European leaders, rattled by Donald Trump’s latest global gambit, are looking to present a united front in Davos, as CEOs warned against an emotional response to the US president’s ambition to take over Greenland.
Belgium’s Prime Minister Bart De Wever said the 27-member bloc was ‘at a crossroads’ where it must decide on how to get out of a ‘very bad position’ after trying to appease Trump to get his support for the Ukraine war.
“So we should unite and we should say to Trump ... ‘You’re crossing red lines here.’ We either stand together or we will stand divided,” De Wever said on a panel discussion.
Swedish Deputy Prime Minister Ebba Busch told Reuters that attempts to win over Trump with flattery, as some European leaders have tried in the past, would not work.
“Stroking the cat along the line of its fur is not going to do the trick this time. The EU needs to toughen up and hold the line,” she said, adding that the bloc needed to keep options for trade retaliation ‘locked and loaded’.
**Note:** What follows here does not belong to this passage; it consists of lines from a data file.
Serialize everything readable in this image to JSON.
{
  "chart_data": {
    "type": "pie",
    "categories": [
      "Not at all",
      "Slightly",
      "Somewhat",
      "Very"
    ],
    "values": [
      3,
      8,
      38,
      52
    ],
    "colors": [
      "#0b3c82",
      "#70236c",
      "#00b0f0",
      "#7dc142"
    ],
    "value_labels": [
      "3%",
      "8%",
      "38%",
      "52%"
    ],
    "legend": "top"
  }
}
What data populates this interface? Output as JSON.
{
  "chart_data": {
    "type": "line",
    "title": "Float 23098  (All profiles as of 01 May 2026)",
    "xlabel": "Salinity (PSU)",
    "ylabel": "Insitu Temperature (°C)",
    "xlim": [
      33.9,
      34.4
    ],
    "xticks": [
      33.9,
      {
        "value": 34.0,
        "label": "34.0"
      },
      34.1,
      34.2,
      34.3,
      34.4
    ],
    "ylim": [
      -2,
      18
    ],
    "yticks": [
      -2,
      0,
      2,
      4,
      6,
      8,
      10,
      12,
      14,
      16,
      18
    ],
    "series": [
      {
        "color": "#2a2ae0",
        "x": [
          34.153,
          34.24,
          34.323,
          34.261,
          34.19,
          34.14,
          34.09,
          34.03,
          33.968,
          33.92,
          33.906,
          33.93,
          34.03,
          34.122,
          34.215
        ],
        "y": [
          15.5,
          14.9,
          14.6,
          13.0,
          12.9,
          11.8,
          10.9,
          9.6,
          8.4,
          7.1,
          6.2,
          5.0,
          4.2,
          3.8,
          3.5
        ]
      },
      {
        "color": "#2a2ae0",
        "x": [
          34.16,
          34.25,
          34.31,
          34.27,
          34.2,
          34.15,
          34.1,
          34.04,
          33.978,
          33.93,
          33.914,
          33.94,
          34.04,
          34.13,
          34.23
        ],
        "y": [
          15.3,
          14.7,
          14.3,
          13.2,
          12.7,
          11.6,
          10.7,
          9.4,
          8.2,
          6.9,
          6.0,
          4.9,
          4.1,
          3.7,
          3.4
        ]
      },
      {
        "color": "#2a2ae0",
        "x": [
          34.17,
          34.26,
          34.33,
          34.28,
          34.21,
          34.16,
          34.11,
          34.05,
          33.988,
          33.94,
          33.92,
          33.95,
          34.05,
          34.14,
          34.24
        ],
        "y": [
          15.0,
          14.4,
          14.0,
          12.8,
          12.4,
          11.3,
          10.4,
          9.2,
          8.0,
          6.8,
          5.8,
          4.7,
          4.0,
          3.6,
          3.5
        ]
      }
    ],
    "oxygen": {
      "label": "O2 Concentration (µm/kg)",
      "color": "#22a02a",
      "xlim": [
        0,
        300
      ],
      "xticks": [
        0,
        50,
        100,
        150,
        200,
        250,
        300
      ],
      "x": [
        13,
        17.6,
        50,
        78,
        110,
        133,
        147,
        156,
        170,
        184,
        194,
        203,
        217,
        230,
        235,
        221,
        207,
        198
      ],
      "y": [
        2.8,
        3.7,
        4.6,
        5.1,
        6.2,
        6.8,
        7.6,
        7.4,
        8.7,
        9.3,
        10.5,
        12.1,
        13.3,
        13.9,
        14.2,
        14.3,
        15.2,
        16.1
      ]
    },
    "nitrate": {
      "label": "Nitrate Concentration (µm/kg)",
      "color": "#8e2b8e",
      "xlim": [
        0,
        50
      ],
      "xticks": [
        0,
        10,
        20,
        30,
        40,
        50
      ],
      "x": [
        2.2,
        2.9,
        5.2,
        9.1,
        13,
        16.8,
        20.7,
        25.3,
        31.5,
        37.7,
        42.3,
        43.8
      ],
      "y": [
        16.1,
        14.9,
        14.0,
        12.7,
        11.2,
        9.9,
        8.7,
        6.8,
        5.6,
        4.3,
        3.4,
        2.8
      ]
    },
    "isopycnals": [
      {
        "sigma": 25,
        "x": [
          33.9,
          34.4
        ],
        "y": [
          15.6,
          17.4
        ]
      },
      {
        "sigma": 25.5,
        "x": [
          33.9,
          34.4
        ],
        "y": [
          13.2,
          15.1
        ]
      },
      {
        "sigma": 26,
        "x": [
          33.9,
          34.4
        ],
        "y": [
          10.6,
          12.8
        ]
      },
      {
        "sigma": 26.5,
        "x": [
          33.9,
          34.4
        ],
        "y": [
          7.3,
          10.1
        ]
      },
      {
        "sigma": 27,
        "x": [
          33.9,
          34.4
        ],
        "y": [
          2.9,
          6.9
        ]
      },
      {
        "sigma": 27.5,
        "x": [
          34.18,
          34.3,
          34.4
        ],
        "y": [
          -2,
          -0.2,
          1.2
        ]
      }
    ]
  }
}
However, some senior bankers and executives in Davos, who spoke on condition of anonymity, said they saw the response from European leaders to Trump’s moves as emotional rather than pragmatic. Two suggested the continent needed to look beyond the way the US president delivers his message and have a negotiation.
“But they won’t even want to have that conversation, because they’re so offended by the style. And so what you have in Europe is a very, very, delicate balance of a continent that cannot move together,” one senior banker told Reuters.
US Treasury Secretary Scott Bessent, however, voiced confidence that the United States and European countries would find a solution and avoid what some have warned could become a prolonged trade war.
Meanwhile, Ukrainian President Volodymyr Zelenskiy said yesterday that he was ready to join other global leaders in Davos, but only if the US was ready to sign documents on security guarantees for Ukraine and a post-war prosperity plan. “Ukraine is ready for meetings ... if those meetings are actually effective,” he wrote on X.